Proposal for tool review table using specific aspects (data import, data export, data validation, use cases, etc.):
Geovistory | Omeka S | ResearchSpace | Metaphacts | CSV + Python | Access | MySQL | Nodegoat | PostGIS + QGIS | |
---|---|---|---|---|---|---|---|---|---|
Data Import | CSV | CSV | RDF, CSV | RDF, CSV | CSV | CSV | CSV | CSV | CSV |
Data Entry/Editing | Semantic Forms | Semantic Forms | GUI | ||||||
Data Export | |||||||||
Database Model | relational model | relational model | RDF | RDF | Python pandas DataFrame (data structure for tabular data) | relational model | relational model | relational model | relational model |
Data Validation | SPIN | SPARQL | |||||||
Information Retrieval | API | SPARQL | SPARQL | pandas | SQL | SQL | SQL | ||
Data Exploration | |||||||||
Use Cases |
Details
- PostgreSQL with PostGIS, an open-source, spatial database extension.
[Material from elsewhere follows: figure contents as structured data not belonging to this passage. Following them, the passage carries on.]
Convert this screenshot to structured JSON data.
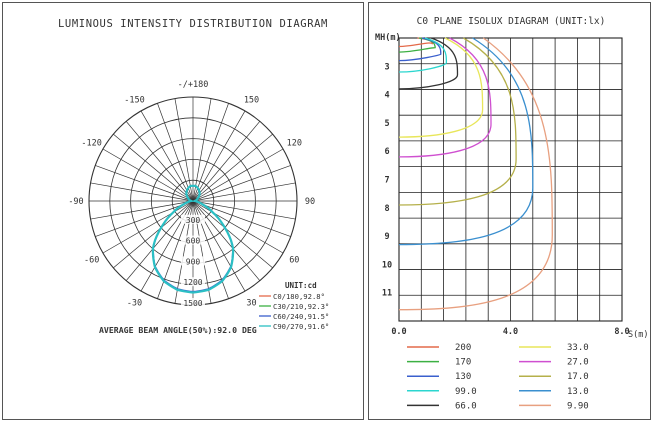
{
  "chart_data": [
    {
      "type": "polar",
      "title": "LUMINOUS INTENSITY DISTRIBUTION DIAGRAM",
      "angle_labels": [
        {
          "deg": 180,
          "label": "-/+180"
        },
        {
          "deg": 150,
          "label": "150"
        },
        {
          "deg": -150,
          "label": "-150"
        },
        {
          "deg": 120,
          "label": "120"
        },
        {
          "deg": -120,
          "label": "-120"
        },
        {
          "deg": 90,
          "label": "90"
        },
        {
          "deg": -90,
          "label": "-90"
        },
        {
          "deg": 60,
          "label": "60"
        },
        {
          "deg": -60,
          "label": "-60"
        },
        {
          "deg": 30,
          "label": "30"
        },
        {
          "deg": -30,
          "label": "-30"
        }
      ],
      "radial_labels": [
        "300",
        "600",
        "900",
        "1200",
        "1500"
      ],
      "r_max": 1500,
      "unit_label": "UNIT:cd",
      "series": [
        {
          "name": "C0/180,92.8°",
          "color": "#e46a4a"
        },
        {
          "name": "C30/210,92.3°",
          "color": "#3cb043"
        },
        {
          "name": "C60/240,91.5°",
          "color": "#3a5fcd"
        },
        {
          "name": "C90/270,91.6°",
          "color": "#2bbfc4"
        }
      ],
      "curve": {
        "angles_deg": [
          0,
          10,
          20,
          30,
          40,
          45,
          50,
          60,
          70,
          80,
          90,
          100,
          120,
          140,
          160,
          170,
          180
        ],
        "intensity_cd": [
          1320,
          1300,
          1230,
          1100,
          900,
          760,
          600,
          330,
          150,
          60,
          25,
          40,
          80,
          150,
          200,
          220,
          220
        ]
      },
      "footer": "AVERAGE BEAM ANGLE(50%):92.0 DEG"
    },
    {
      "type": "line",
      "title": "C0 PLANE ISOLUX DIAGRAM (UNIT:lx)",
      "ylabel": "MH(m)",
      "xlabel": "S(m)",
      "x_ticks": [
        "0.0",
        "4.0",
        "8.0"
      ],
      "y_ticks": [
        "3",
        "4",
        "5",
        "6",
        "7",
        "8",
        "9",
        "10",
        "11"
      ],
      "xlim": [
        0,
        8
      ],
      "ylim": [
        2,
        12
      ],
      "series": [
        {
          "name": "200",
          "color": "#e46a4a",
          "mh": 2.3,
          "s": 1.2
        },
        {
          "name": "170",
          "color": "#3cb043",
          "mh": 2.5,
          "s": 1.3
        },
        {
          "name": "130",
          "color": "#3a5fcd",
          "mh": 2.8,
          "s": 1.5
        },
        {
          "name": "99.0",
          "color": "#2bd6cf",
          "mh": 3.2,
          "s": 1.7
        },
        {
          "name": "66.0",
          "color": "#333333",
          "mh": 3.8,
          "s": 2.1
        },
        {
          "name": "33.0",
          "color": "#e8e65a",
          "mh": 5.5,
          "s": 3.0
        },
        {
          "name": "27.0",
          "color": "#cf4fd0",
          "mh": 6.2,
          "s": 3.3
        },
        {
          "name": "17.0",
          "color": "#b5b04a",
          "mh": 7.9,
          "s": 4.2
        },
        {
          "name": "13.0",
          "color": "#3a8fcf",
          "mh": 9.3,
          "s": 4.8
        },
        {
          "name": "9.90",
          "color": "#e8a080",
          "mh": 11.6,
          "s": 5.5
        }
      ]
    }
  ]
}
PostGIS enables PostgreSQL databases to manage and query geospatial data effectively. It provides support for geographic objects, spatial indexing, and a wide range of functions and stored procedures for geospatial analysis (e.g. creating voronoi polygons).
- Metaphactory is a knowledge graph platform designed for managing and exploring semantic data. It allows users to create, search, and visualize linked data and knowledge graphs, making it a popular tool for researchers and organizations dealing with complex data relationships. In addition to the proprietary Metaphactory platform, the tool is available as ResearchSpace for those who can host their own instance. ResearchSpace was specifically designed for cultural heritage and digital humanities application. While ResearchSpace has a user base in cultural heritage and digital humanities research, Metaphactory’s user community is more diverse. The choice between them depends on the specific requirements and financial means of your knowledge graph project or research. ResearchSpace is focused on CIDOC CRM and its extension as core ontology and due to its origin from cultural heritage application it supports IIIF and semantic annotation – a feature not available in the commercial Metaphactory.
- Linked Data Reactor (LD-Reactor or LD-R) is an open-source framework to develop web-based user interfaces to create, edit, search and explore linked data. Similar to ResearchSpace and Metaphactory, LD-R allows the configuration of faceted navigation systems and editing of RDF data, but in a very generic way based on its user interface components for Linked Data applications.
- Duckdb is a free and open-source “in-process SQL OLAP database management system”. It is optimized for analytical purposes, where querying and aggregating significant amount of data is required making a good fit to analyze data of work package “Electoral Mainz” where a large collection of individual events need to be grouped, aggregated and linked before they can be eventually visualized in a map.